In doing research I have learned that 10 to 15 people out of every million are diagnosed with Cushing's per year. Of those, only 2 out of every million get it because of an adrenal gland tumor. Most cases are from pituitary gland tumors. I have a 4.6 cm adrenal gland tumor on my right side. I am fortunate that it was only on one adrenal gland. Now I am just praying that it is not cancerous and that this surgery will take care of my problems.
Cushing's has taken a lot from me. Besides the physical symptoms of the weight gain of 100 pounds (last time I weighed I was around 335 pounds), dizziness, lightheadedness, high blood pressure, diabetes, confusion, shorter memory, memory loss, stiff and sore muscles, limited and decreased mobility, my independence (I have to have help doing even simple tasks now), and the list could go on and on. The thing I miss the most is the simple things. I miss going to the park and playing with my kids, shopping, cleaning house, working, and just being able to go for a walk without it being a real struggle. Also the freedom to not be in constant physical pain.
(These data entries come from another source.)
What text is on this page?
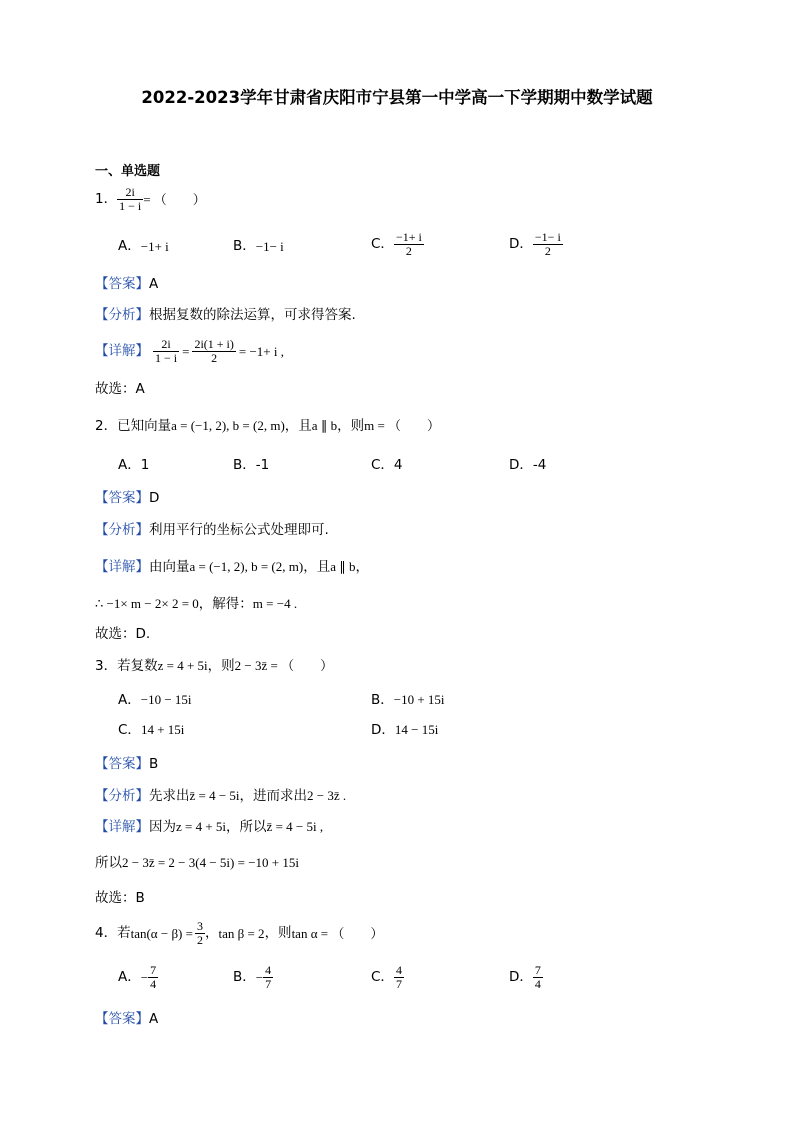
2022-2023学年甘肃省庆阳市宁县第一中学高一下学期期中数学试题
一、单选题
1． $\frac{2i}{1 - i}$ = （　　）
A． −1+ i	B． −1− i	C． $\frac{-1+ i}{2}$	D． $\frac{-1- i}{2}$
【答案】A
【分析】根据复数的除法运算，可求得答案.
【详解】 $\frac{2i}{1 - i} = \frac{2i(1 + i)}{2} = -1+ i$ ,
故选：A
2．已知向量a = (−1, 2), b = (2, m)，且a ∥ b，则m = （　　）
A．1	B．-1	C．4	D．-4
【答案】D
【分析】利用平行的坐标公式处理即可.
【详解】由向量a = (−1, 2), b = (2, m)，且a ∥ b，
∴ −1× m − 2× 2 = 0，解得：m = −4 .
故选：D.
3．若复数z = 4 + 5i，则2 − 3z̄ = （　　）
A．−10 − 15i	B．−10 + 15i
C．14 + 15i	D．14 − 15i
【答案】B
【分析】先求出z̄ = 4 − 5i，进而求出2 − 3z̄ .
【详解】因为z = 4 + 5i，所以z̄ = 4 − 5i ,
所以2 − 3z̄ = 2 − 3(4 − 5i) = −10 + 15i
故选：B
4． 若 $\tan(\alpha - \beta) = \frac{3}{2}$ ， tan β = 2 ，则 tan α = （　　）
A． − $\frac{7}{4}$	B． − $\frac{4}{7}$	C． $\frac{4}{7}$	D． $\frac{7}{4}$
【答案】A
I look forward to doing the simple things again. I know this is going to be a long and slow process but I look forward to the challenge. I am very scared of it also. I don't want something to go wrong and my kids to lose another parent. As my 9 year old tells me, "then I would be an orphan Mommy and I don't want to be an orphan." This hurts me to think that in my kids short lives (they are 17, 9, and 5) that they have suffered so much and have so many fears. They have dealt with their grandfather and daddy both dying. They have a couple of other relatives that are very sick and it scares them.
I am very scared about the outcome of my surgery, but I know without it the results are definate. Without this surgery, Cushing's will end my life. So, I face it and will move forward. I am scheduled for surgery tomorrow morning. I will get up early and be at the hospital by 5:30 am. I will try to keep up with my blog to let everyone know how I am doing.